Abstract
Visual recognition is the task of analyzing and understanding images or videos
for objects, text, and other subjects. A remarkable success for visual recognition is
achieved by deep convolutional neural networks (CNNs). However, when the CNNs
are deployed in a new target environment, where the test data follow a different
distribution from the training data, their performance often drops significantly. A
popular solution to such distribution mismatch (also known as domain gap) is
unsupervised domain adaptation (UDA).
UDA aims to transfer the knowledge learned from one or multiple labeled source
domains to a target domain where only unlabeled data are given for model adaptation. Most UDA studies address the domain gap by aligning feature distributions of
different domains. However, when the number of source domains increases, aligning the target distribution to all the source domains can even harm discriminative
feature learning, thus counter-productive.
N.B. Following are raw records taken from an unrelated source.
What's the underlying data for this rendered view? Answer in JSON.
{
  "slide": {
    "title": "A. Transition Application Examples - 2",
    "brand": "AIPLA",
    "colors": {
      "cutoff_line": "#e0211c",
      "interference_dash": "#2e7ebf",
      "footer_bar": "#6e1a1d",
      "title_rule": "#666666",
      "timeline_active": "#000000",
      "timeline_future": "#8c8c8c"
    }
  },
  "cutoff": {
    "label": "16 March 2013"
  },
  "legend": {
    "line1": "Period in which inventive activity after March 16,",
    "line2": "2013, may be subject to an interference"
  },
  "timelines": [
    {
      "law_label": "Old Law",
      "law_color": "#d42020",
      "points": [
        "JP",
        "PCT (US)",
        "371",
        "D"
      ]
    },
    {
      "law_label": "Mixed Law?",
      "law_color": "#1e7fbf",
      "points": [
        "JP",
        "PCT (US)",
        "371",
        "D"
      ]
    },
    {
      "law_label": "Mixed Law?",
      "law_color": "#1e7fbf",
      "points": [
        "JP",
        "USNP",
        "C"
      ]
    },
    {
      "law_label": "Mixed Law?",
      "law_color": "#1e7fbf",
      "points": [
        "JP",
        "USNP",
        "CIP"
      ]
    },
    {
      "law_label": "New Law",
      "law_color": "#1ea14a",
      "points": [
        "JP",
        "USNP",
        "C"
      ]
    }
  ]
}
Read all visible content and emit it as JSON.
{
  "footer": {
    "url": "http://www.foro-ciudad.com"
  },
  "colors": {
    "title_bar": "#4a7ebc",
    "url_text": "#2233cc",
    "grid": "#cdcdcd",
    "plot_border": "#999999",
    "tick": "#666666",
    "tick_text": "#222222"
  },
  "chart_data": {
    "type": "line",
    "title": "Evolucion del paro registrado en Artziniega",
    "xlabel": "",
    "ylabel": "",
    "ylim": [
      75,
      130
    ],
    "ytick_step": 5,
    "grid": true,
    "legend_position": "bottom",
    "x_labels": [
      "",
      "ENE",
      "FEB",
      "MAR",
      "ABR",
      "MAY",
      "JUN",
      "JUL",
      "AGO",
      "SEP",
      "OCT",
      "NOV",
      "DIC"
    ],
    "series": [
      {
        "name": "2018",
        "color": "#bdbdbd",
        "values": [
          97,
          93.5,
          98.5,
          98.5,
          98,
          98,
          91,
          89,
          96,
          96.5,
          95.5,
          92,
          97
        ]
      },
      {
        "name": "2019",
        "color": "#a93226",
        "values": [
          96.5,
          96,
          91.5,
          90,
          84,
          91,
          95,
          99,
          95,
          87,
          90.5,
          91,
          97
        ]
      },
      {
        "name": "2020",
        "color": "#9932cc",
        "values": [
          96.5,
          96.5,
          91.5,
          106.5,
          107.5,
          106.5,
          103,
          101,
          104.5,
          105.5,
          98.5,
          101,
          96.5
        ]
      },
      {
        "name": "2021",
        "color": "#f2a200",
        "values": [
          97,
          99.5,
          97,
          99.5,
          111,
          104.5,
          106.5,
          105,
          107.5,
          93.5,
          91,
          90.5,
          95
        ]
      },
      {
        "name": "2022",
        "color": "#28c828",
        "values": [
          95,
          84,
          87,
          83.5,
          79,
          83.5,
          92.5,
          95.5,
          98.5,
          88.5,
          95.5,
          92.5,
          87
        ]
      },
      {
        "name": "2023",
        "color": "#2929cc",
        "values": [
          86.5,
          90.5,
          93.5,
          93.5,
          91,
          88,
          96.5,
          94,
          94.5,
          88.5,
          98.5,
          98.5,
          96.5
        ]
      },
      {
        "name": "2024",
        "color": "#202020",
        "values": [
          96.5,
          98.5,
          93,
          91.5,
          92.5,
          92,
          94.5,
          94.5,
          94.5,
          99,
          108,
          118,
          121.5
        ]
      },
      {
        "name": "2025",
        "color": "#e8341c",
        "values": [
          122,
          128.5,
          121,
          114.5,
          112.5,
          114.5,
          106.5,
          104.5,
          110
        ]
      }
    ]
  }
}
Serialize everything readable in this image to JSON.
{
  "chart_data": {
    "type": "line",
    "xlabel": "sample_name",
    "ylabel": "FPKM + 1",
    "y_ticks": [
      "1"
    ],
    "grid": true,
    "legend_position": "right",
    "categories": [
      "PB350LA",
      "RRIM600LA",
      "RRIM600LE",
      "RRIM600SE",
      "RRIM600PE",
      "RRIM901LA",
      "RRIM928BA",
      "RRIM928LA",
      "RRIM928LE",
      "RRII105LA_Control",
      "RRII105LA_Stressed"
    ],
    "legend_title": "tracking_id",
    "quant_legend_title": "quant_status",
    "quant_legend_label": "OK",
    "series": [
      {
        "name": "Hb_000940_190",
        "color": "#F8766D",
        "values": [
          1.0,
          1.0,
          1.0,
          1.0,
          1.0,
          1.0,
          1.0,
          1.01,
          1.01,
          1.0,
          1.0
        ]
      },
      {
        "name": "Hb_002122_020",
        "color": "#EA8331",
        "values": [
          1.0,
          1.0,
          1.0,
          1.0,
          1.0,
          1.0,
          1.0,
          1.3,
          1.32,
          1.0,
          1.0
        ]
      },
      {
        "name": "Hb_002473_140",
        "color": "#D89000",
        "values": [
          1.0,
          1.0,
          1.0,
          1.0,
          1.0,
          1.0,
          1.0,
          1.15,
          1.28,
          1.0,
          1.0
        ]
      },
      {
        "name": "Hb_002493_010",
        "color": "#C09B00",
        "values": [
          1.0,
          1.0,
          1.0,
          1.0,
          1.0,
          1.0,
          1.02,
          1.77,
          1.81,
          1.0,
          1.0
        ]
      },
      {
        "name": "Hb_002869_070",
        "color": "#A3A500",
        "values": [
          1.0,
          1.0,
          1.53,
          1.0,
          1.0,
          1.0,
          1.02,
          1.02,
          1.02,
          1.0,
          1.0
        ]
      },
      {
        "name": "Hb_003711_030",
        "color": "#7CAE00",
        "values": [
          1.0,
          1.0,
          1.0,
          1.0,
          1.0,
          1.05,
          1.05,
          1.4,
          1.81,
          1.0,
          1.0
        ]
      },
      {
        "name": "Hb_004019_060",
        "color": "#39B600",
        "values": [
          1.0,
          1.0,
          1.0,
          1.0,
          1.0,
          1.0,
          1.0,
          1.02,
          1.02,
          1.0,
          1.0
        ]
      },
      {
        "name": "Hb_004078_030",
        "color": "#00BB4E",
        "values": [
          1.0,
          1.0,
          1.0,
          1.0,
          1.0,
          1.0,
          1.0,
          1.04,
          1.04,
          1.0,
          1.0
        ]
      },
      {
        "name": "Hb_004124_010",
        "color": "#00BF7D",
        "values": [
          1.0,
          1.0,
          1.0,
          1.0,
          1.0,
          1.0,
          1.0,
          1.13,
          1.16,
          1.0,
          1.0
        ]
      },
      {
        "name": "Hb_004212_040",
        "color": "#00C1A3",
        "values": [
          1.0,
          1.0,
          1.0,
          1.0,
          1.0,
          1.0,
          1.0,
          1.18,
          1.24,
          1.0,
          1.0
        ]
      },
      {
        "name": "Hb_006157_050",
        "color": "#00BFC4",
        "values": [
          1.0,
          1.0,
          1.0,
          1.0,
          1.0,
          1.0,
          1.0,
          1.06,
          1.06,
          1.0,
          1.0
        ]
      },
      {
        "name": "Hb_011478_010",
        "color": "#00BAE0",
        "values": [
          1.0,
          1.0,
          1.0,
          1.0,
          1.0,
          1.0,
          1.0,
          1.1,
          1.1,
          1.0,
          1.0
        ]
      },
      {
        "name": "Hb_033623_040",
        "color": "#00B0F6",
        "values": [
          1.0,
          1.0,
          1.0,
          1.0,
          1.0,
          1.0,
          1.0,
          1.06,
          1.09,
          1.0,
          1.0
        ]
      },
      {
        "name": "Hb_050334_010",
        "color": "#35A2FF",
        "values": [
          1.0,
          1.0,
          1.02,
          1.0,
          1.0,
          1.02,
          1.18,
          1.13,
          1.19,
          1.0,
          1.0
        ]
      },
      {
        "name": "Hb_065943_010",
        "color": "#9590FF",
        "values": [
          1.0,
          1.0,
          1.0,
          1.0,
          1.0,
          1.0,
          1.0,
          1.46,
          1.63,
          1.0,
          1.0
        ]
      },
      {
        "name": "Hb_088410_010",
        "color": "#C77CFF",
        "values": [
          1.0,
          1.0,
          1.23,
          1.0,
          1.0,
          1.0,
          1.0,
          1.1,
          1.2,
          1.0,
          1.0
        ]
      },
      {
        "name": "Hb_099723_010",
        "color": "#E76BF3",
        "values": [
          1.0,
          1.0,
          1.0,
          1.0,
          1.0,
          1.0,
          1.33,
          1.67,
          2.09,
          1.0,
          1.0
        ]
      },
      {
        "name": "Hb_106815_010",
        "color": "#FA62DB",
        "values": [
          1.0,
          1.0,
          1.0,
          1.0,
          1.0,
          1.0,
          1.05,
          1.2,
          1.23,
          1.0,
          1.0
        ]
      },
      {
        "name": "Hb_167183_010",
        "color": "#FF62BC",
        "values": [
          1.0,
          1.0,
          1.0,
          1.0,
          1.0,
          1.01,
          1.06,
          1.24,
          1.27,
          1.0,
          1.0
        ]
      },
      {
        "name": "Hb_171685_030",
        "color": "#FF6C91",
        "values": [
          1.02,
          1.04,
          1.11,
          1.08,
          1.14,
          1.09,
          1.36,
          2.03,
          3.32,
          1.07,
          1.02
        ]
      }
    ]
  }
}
To tackle UDA, we propose four novel methods from different perspectives:
loss function, network architecture, data/feature augmentation and optimization/training strategy. (1) We propose a domain attention consistency loss to align the distributions of channel-wise attention weights in each pair of source-target domains for learning transferable latent attributes. (2) We propose a dynamic neural
network, of which convolutional kernels are conditioned on each input instance,
to adapt domain-invariant deep features to each individual instance. (3) We propose a distribution-based class-wise feature augmentation to generate intermediate
features between different domains to bridge the domain gap, and meanwhile,
leverage such feature augmentation to downplay noisy target pseudo-labels for
noise-robust training. (4) We propose a two-step training strategy to overcome
the source-domain-bias in a UDA model, where the second step adopts a label
noise-robust strategy to fine-tune such a UDA model on the pseudo-labeled target
domain data only. Extensive experiments demonstrate the effectiveness of these
four methods, leading to state-of-the-art performance.